"I do worry that there won’t be enough food to go around with all the joblessness and the homelessness. We’ve seen a lot of newly homeless here in the last couple months, and that’s unusual for us.” Edith Crews has overseen The Salvation Army’s thrift store, food pantry, and family shelter in Frankfort, Indiana for many years. Operating during a year-long pandemic has meant that she and her team of volunteers have had to get creative in order to continue meeting the needs of their community. In addition to those who lost their homes as a result of the COVID-19 shutdowns, Edith has seen increased need in every corner of her county.

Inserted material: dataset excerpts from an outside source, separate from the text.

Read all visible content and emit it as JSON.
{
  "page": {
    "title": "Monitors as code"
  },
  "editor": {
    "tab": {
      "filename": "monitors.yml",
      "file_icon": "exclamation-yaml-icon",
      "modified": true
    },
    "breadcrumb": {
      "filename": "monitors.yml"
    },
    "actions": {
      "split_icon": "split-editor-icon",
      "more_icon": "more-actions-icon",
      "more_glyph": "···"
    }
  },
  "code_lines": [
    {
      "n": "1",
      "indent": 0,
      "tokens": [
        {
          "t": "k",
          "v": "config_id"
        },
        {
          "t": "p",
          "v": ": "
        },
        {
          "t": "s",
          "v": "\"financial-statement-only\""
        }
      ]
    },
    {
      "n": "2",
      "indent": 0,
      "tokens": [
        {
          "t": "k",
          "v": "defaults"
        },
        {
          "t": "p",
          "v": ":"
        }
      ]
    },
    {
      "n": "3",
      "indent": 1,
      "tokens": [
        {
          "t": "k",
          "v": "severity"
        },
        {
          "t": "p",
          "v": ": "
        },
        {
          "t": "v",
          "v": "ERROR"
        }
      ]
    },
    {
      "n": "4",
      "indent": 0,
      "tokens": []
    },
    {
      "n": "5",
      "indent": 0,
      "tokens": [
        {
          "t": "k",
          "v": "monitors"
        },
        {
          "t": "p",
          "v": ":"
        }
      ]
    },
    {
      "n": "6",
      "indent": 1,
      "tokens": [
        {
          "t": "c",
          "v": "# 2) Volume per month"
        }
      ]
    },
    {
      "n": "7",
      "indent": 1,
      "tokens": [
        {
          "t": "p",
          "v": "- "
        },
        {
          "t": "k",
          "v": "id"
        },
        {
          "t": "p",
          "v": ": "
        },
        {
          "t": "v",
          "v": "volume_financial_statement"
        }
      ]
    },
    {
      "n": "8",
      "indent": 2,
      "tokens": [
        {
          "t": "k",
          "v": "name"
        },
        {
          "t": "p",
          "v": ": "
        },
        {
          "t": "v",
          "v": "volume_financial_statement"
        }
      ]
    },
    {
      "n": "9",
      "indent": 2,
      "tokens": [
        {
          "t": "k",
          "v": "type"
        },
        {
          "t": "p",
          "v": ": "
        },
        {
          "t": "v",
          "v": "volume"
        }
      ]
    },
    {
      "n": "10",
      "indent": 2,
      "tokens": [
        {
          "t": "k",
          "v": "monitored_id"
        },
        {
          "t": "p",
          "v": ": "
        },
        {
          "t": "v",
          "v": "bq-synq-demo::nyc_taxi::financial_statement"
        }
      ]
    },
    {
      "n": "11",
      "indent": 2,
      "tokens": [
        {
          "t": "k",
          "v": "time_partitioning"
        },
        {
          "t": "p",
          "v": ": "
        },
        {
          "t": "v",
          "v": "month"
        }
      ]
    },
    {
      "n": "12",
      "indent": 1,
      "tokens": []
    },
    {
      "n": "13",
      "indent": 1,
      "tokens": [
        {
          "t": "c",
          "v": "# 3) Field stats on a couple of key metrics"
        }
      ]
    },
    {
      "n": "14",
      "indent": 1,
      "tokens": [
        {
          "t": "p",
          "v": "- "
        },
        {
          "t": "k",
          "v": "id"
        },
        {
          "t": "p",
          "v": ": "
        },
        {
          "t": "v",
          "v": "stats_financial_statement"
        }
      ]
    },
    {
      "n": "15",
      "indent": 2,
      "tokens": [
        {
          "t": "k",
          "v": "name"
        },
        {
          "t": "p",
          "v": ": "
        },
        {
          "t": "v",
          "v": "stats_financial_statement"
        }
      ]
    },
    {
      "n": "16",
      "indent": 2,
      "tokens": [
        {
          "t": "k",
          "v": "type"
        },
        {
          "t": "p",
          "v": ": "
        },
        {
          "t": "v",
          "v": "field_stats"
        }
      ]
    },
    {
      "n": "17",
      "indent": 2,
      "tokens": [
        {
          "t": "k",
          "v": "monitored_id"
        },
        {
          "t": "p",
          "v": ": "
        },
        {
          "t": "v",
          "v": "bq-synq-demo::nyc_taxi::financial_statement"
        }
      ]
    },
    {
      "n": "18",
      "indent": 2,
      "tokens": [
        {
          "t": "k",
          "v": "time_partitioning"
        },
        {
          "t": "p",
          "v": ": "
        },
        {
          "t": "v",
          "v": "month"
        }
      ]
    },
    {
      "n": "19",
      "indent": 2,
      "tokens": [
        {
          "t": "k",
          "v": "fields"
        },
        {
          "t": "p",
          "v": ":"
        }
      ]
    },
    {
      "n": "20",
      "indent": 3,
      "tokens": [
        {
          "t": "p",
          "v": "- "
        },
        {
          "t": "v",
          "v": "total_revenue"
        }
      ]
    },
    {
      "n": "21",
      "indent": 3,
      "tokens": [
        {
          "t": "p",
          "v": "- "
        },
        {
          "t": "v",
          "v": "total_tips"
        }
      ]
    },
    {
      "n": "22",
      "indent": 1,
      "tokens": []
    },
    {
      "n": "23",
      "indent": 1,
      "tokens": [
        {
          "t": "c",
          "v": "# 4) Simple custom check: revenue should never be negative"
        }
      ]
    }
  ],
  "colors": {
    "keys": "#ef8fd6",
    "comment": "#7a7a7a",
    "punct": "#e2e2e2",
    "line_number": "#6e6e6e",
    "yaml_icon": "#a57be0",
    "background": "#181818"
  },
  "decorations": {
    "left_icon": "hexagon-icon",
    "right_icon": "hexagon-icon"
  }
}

“We’re seeing a lot of the younger generation that have lost their jobs where places were closed,” Edith explains. “Several restaurants have totally gone out of business. Our KFC closed. We were getting food from them every Monday morning and now they’re totally closed down.”
Many local residents have been unable to get to The Salvation Army for help, so Edith rolled out a plan to use volunteers to deliver food to homes across the county. Wearing masks and gloves, the volunteers make porch deliveries to clients, spending a few extra minutes to visit from yards and check in on people who are otherwise cut off from the world. Volunteers have also delivered donated candy to seniors at the county home and to first responders working long hours.
This fall, Edith helped to introduce The Salvation Army’s Angel Tree program to Clinton County residents. She was able to identify fifteen children from struggling families that could not afford Christmas gifts. Working with individual donors and toys donated by the public, each of these “Angels” found special gifts under the tree on Christmas morning. For the parents, the gifts were a blessing that allowed them to celebrate joyfully as a family, in spite of all they were going through.
One such family included a single mother who'd recently lost her home. “We have a client who comes into the food pantry on occasion who had just fallen on some hard times and lost her job,” recalls Edith. “She and her two children were living with her parents, so some of our volunteers took over Christmas gifts and a food basket. That was a really good outcome.”
Because of gracious donors and supporters like you, The Salvation Army is able to continue delivering hope to our neighbors during these challenging times. Thank you for sharing your blessings and making these ministries possible.